Ok, here's what I have for draft of the Case concept. I believe this is most crucial in the design of the switch_ as I proposed in a recent post. Comments, feedback, suggestions welcome. Case Concept: Specialization of unary Polymorphic Function Object that, in addition to the requirements defined in Polymorphic Function Object, encodes a list of labels in its type necessary for switch dispatch. Notation: c, c0, c1, ... cN Case objects C A Case type I An MPL Integral Constant type i An MPL Integral Constant object N, First, Last Integral constants N0, N1, ...NN A list of integral constants f A unary function case_c, case_range_c, case_, default Case factories Valid Expressions: Expression Semantics ---------- -------------------------------------------------------- C::labels An MPL Sequence of Integral Constants c(i) Function application case_<I>(f) Returns a Case object with supplied MPL Sequence of Integral Constants. forwarding to the encapsulated function object f. case_c<N>(f) Returns a Case object with a single label N forwarding to the encapsulated function object f. Equivalent to: case_<mpl::vector_c<int, N> >(f) case_c< N0, N1, ...NN>(f) Returns a Case object with a list of labels forwarding to the encapsulated function object f. Equivalent to: case_<mpl::vector_c< int, N0, N1, ...NN> >(f) case_range_c< First, Last>(f) Returns a Case object with a range of labels forwarding to the encapsulated function object f. Equivalent to: case_<mpl::range_c< int, First, Last> >(f) default_(f) Returns a Case object with an empty labels list. forwarding to the encapsulated function object f. c0, c1, ... cN Returns a fusion sequence of Case objects Notes: * While c0, c1, ... cN returns a fusion sequence, it does not have to use Fusion. It can be a very simple cons list of references to the actual arguments similar to the zero overhead Proto expression tree. It must be compatible with Fusion though, but that can be abstracted away. * case_c and case_range_c are simple shortcuts. The type of integral constant is int. The actual type can be casted to the actual switch parameter. I think this is safe, but a variation is to have case_c and case_range_c expect the actual type (like mpl::vector_c and mpl::range_c.). E.g.: case_c<int, N>. * case_<I>(f) is equivalent to the original Steven interface. Regards, -- Joel de Guzman http://www.boost-consulting.com http://spirit.sf.net
Joel de Guzman wrote:
Joel de Guzman wrote:
I'll try to come up with a complete interface proposal that will encompass all use cases. It will be lightweight (no need for extra infrastructure) and efficient. I believe it can be done.

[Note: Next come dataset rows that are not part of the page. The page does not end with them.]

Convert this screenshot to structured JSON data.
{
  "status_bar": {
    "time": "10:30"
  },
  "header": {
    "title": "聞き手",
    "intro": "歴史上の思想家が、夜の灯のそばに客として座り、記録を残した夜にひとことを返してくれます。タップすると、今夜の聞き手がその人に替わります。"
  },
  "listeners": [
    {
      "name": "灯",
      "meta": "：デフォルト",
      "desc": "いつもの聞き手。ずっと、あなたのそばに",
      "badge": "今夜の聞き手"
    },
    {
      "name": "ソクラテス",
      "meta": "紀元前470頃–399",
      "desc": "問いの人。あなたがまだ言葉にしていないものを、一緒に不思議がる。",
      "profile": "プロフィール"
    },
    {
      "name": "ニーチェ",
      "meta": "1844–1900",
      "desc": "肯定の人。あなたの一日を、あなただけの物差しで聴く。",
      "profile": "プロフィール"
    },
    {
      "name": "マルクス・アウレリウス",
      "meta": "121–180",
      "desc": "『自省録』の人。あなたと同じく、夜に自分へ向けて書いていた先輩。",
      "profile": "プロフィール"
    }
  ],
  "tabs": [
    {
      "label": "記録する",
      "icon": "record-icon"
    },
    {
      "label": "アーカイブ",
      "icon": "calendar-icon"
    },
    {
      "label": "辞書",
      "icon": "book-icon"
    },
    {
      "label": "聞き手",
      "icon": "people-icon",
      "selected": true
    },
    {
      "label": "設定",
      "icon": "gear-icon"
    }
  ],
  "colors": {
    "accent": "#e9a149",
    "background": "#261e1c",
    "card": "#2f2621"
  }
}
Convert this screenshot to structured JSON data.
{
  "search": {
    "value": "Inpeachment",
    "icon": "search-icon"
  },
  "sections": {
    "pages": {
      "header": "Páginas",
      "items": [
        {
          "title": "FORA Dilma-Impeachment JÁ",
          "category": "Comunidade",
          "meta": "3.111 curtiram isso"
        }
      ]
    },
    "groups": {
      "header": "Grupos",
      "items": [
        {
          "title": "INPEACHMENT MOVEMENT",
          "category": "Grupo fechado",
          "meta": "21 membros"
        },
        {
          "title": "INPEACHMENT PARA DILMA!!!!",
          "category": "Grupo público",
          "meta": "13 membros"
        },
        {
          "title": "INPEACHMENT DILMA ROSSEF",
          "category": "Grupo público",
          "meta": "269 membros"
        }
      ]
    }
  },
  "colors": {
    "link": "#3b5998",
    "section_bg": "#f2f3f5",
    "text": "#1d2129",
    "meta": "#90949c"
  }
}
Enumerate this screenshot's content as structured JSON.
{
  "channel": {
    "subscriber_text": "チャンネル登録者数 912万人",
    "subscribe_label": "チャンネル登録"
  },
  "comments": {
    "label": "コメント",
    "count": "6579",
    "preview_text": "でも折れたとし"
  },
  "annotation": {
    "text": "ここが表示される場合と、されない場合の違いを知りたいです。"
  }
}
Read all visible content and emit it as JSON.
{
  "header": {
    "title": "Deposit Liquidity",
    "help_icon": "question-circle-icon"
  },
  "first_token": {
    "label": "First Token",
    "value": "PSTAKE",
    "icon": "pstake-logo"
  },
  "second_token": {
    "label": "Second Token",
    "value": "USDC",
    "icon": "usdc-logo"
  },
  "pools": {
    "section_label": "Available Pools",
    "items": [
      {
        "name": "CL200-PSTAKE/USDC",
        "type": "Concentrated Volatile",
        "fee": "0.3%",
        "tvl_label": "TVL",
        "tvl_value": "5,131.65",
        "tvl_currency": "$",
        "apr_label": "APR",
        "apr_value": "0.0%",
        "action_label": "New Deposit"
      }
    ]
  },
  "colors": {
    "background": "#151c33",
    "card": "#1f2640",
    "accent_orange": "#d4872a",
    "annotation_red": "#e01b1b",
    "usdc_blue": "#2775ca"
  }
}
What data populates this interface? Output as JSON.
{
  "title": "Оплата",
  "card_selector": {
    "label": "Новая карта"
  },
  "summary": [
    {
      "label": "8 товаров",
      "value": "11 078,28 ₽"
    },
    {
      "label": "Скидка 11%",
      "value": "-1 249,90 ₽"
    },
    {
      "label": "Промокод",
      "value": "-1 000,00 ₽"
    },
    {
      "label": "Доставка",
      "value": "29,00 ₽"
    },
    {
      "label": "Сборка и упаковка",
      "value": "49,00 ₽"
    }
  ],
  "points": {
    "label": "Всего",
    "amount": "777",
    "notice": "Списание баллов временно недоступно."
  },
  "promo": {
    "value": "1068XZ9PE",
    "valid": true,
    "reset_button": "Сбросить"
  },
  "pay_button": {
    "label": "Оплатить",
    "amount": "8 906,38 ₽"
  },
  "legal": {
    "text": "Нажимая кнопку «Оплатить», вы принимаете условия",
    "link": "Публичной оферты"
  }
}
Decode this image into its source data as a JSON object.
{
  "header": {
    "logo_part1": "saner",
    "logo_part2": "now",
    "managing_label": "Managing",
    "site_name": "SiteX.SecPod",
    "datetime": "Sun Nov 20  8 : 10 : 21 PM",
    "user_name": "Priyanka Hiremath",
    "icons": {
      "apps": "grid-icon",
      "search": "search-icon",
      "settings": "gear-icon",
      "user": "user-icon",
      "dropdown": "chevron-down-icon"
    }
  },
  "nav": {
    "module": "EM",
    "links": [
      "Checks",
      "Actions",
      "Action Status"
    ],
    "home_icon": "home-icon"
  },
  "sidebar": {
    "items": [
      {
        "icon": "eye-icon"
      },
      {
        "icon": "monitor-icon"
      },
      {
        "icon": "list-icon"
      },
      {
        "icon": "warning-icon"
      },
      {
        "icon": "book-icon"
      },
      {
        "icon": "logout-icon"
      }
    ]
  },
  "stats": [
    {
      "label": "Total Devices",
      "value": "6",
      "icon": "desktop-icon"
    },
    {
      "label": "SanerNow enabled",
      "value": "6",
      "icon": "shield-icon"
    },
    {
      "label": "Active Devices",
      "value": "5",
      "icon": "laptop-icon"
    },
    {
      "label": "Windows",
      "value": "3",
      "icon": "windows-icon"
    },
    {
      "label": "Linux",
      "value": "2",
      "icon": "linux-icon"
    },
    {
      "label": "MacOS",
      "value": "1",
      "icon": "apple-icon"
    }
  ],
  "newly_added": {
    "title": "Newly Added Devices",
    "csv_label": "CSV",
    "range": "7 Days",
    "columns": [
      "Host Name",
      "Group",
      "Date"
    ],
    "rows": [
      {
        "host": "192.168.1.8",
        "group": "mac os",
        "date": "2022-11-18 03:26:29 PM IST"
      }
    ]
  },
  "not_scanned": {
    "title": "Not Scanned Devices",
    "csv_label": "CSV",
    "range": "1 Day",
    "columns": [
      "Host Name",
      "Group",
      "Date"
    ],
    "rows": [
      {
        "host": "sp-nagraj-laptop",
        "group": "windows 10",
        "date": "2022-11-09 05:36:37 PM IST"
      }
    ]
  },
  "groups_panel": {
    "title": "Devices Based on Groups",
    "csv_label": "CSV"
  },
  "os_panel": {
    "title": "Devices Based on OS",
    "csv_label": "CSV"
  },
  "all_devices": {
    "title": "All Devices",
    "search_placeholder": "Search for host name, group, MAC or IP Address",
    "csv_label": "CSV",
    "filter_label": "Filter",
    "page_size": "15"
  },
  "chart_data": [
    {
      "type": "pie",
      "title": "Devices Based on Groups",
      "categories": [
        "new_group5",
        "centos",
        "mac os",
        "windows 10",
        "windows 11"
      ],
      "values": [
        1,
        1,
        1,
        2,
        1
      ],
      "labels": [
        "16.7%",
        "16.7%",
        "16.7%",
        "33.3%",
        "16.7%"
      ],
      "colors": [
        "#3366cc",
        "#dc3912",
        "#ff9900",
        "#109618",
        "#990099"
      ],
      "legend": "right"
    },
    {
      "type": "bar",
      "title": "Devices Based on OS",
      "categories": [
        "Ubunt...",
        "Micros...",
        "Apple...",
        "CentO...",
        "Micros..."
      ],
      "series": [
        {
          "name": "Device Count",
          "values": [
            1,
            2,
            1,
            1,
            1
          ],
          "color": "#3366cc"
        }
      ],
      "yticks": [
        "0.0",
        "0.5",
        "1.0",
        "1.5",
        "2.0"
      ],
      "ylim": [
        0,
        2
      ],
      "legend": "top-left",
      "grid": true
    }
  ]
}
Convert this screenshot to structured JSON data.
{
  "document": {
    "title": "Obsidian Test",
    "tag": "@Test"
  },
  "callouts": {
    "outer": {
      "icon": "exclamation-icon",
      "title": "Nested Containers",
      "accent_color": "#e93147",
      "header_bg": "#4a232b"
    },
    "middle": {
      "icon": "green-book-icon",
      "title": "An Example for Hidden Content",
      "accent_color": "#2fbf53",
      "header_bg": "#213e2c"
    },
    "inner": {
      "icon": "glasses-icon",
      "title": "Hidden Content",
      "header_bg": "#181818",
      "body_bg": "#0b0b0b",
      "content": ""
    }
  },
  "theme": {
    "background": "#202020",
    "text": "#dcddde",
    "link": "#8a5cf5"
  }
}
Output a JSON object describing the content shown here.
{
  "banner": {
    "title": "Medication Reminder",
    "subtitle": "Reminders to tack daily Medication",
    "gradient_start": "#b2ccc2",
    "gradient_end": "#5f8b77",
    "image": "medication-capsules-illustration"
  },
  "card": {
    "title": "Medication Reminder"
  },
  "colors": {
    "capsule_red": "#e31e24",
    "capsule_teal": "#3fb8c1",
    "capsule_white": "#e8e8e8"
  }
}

Ok, here's what I have for draft of the Case concept. I believe this is most crucial in the design of the switch_ as I proposed in a recent post. Comments, feedback, suggestions welcome.
AFAICT it looks very good. Here come some more thoughts:
Case Concept: Specialization of unary Polymorphic Function Object that, in addition to the requirements defined in Polymorphic Function Object, encodes a list of labels in its type necessary for switch dispatch.
Notation:
c, c0, c1, ... cN Case objects C A Case type I An MPL Integral Constant type i An MPL Integral Constant object N, First, Last Integral constants N0, N1, ...NN A list of integral constants f A unary function case_c, case_range_c, case_, default Case factories
Valid Expressions:
Expression Semantics ---------- -------------------------------------------------------- C::labels An MPL Sequence of Integral Constants
c(i) Function application
seemingly equivalent to c(I()) Function application (note: constant encoded in type). Maybe should be c.template apply<ResultType>(I()) instead (note: Passing in the result type).
case_<I>(f) Returns a Case object with supplied MPL Sequence of Integral Constants. forwarding to the encapsulated function object f.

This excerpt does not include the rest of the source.